The mere fact of its existence, which became public in mid-2013, was occasion for a media event. But the journal's articles are serious articulations of the intersection between the concerns of media studies and those of pornography. Porn Studies is not a joke, though it seems to provide everyone with some relief to treat it as one.
That's because so many people look at so much porn: HuffPo noted last year that porn sites get more visitors than Netflix, Amazon, and Twitter combined. And yet the majority of Americans say looking at porn is "wrong." Porn is a national contradiction baked into the daily ablutions of hundreds of millions of people.
This is a profoundly uncomfortable situation for a nation.
So pornography remains undertheorized. In the public sphere, there are very few serious ideas about what porn is or how it works or what it means to us, beside from the obvious.

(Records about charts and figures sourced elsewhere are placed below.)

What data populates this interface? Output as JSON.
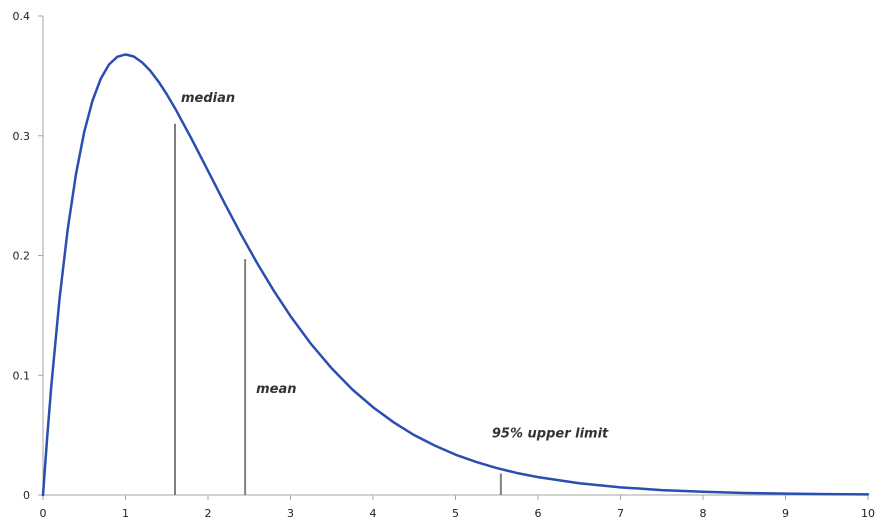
{
  "chart_data": {
    "type": "line",
    "title": "",
    "xlabel": "",
    "ylabel": "",
    "xlim": [
      0,
      10
    ],
    "ylim": [
      0,
      0.4
    ],
    "x_ticks": [
      "0",
      "1",
      "2",
      "3",
      "4",
      "5",
      "6",
      "7",
      "8",
      "9",
      "10"
    ],
    "y_ticks": [
      "0",
      "0.1",
      "0.2",
      "0.3",
      "0.4"
    ],
    "grid": false,
    "legend": "none",
    "series": [
      {
        "color": "#2a4fb0",
        "x": [
          0,
          0.05,
          0.1,
          0.2,
          0.3,
          0.4,
          0.5,
          0.6,
          0.7,
          0.8,
          0.9,
          1.0,
          1.1,
          1.2,
          1.3,
          1.4,
          1.5,
          1.6,
          1.8,
          2.0,
          2.2,
          2.4,
          2.6,
          2.8,
          3.0,
          3.25,
          3.5,
          3.75,
          4.0,
          4.25,
          4.5,
          4.75,
          5.0,
          5.25,
          5.5,
          5.75,
          6.0,
          6.5,
          7.0,
          7.5,
          8.0,
          8.5,
          9.0,
          9.5,
          10.0
        ],
        "y": [
          0,
          0.0476,
          0.0905,
          0.1637,
          0.2222,
          0.2681,
          0.3033,
          0.3293,
          0.3476,
          0.3595,
          0.3659,
          0.3679,
          0.3662,
          0.3614,
          0.3543,
          0.3452,
          0.3347,
          0.323,
          0.2975,
          0.2707,
          0.2438,
          0.2177,
          0.1931,
          0.1703,
          0.1494,
          0.126,
          0.1057,
          0.0881,
          0.0733,
          0.0607,
          0.05,
          0.0412,
          0.0337,
          0.0276,
          0.0225,
          0.0183,
          0.0149,
          0.0098,
          0.0064,
          0.0041,
          0.0027,
          0.0017,
          0.0011,
          0.0007,
          0.0005
        ]
      }
    ],
    "markers": [
      {
        "label": "median",
        "x": 1.6,
        "y": 0.31,
        "color": "#7f7f7f"
      },
      {
        "label": "mean",
        "x": 2.45,
        "y": 0.197,
        "color": "#7f7f7f"
      },
      {
        "label": "95% upper limit",
        "x": 5.55,
        "y": 0.018,
        "color": "#7f7f7f"
      }
    ],
    "axis_color": "#a6a6a6"
  }
}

Perhaps in the past, it would have been possible to ignore this situation. But the Internet turns out to, basically, be a very efficient porn delivery machine.
"Scholarly interest in pornography has also been driven by technological changes," write Porn Studies editors and media scholars Feona Attwood and Clarissa Smith:
The increasing accessibility provided by various media technologies has opened up the market for pornography, and as a consequence amateur porn has proliferated, alongside a growing range of independent and alternative productions, while pornographies of all kinds have become accessible to a wider range of audiences.
Even more broadly: "Mediated forms of sex have become more commonplace and commercial sex products, services and representations have become steadily more visible," they write.
Porn is always two clicks away, and, hovers at the edge of so many conversations from analyses of Girls to sending messages on phones to the NSA.
The problem, however, is that there are costs to even talking about pornography. This is true even in our supposed bastions of intellectual freedom, as several of the articles make clear. "I have been told 'You don't want to be 'the porn guy'' and 'you will have to deal with the content issue of your work,'" writes Nathaniel Burke in his essay "Positionality and Pornography."
I'd heard similar things from journalists, male and female alike. Very few people want to be "the porn guy."
And so researchers and critics choose to do work on less fraught, less important topics. Perhaps having a publication that serves as a gathering place will create some strength in academic numbers.
On the larger goal, though, can Porn Studies articles like "Gonzo, trannys, and teens – current trends in US adult content production, distribution, and consumption" or "Fair-trade porn + niche markets + feminist audience" or "Porn's pedagogies: teaching porn studies in the academic–corporate complex" or "Deep tags: toward a quantitative analysis of online pornography" actually deepen the way people talk and write about pornography?
I don't know. At least they define a terrain beyond simple Manichean representations of pornography as wholly good or bad.